Universidad de Santiago de Chile
In this talk, I will give an overview of our latest advances in understanding the dynamics of drop impacts on dry solid surfaces. By synchronising high-speed photography with fast force sensing, we simultaneously measured the temporal evolution of the shape and impact force of impacting drops over a wide range of Reynolds numbers (Re). At high Re, the early-time evolution of impact force follows a square-root scaling. This observation provides direct evidence on the existence of upward propagating self-similar structures during the initial impact of liquid drops. At lower-Re impact, viscous forces gradually set in and the early-time scaling of the impact force of viscous drops changes. We used an analytical perturbation method to study this process that successfully predicts the quantitative increase of the maximum impact force with decreasing Re. This results provides a solid basis to understand the temporal evolution of impact forces across the inertial and viscous regimes and sheds new light on the self-similar dynamics during drop impact.

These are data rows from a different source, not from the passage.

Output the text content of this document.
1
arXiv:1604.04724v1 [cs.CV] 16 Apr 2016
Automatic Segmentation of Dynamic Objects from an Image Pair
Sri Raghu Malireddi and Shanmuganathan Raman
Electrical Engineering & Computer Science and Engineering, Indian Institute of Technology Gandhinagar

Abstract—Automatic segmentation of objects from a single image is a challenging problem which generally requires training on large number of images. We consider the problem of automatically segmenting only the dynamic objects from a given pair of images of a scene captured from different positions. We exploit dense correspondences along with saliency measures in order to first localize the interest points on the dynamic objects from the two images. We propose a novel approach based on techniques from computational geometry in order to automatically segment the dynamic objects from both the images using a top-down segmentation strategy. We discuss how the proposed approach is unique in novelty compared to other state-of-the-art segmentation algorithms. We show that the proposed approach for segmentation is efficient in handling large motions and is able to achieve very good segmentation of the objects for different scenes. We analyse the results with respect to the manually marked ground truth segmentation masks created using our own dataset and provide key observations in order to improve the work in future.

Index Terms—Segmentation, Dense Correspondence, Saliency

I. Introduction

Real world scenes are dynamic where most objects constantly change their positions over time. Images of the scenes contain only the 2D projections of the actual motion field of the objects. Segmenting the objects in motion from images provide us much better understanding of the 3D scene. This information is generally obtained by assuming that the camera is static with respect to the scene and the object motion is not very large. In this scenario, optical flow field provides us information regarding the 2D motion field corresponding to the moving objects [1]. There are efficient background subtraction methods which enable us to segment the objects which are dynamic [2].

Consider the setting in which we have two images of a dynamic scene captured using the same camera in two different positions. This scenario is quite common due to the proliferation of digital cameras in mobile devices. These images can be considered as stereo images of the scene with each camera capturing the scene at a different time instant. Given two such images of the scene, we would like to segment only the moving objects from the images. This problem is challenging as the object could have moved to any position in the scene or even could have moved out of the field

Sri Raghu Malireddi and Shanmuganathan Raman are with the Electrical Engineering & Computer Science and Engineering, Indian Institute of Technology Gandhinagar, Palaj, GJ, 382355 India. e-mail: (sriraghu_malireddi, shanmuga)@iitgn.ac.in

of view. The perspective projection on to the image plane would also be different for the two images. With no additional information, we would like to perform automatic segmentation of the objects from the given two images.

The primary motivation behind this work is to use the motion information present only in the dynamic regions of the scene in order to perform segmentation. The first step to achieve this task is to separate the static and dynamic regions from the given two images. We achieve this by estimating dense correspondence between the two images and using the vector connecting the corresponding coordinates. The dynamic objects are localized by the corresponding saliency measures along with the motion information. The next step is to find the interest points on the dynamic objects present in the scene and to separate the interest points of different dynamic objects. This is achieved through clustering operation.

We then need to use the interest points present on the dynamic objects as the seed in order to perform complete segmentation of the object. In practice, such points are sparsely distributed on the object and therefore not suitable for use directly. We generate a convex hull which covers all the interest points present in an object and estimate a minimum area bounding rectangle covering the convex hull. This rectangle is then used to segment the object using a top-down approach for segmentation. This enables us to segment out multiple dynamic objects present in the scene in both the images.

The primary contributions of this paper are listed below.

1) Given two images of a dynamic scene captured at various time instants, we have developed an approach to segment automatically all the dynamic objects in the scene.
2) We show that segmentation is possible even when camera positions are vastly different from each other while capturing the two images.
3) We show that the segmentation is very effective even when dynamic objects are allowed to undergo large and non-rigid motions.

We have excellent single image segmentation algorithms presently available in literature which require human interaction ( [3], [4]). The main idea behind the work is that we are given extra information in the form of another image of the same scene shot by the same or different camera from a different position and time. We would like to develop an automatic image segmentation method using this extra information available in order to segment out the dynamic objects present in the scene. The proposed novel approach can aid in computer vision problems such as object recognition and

Dr. Leonardo Gordillo is an Assistant Professor in Physics at Universidad de Santiago de Chile. He got his PhD at Universidad de Chile working with Prof. N. Mujica on hydrodynamics of solitons in a quasi-one dimensional free surface. He has done his postoctoral research at Laboratoire de Matière et Systèmes Complexes at Université Paris Diderot and later in Prof. Cheng's group in the Chemical Engineering and Material Department at University of Minnesota. His research interests are Faraday waves, tsunamis, drop impact, boundary layers, acoustic streaming, and granular flows.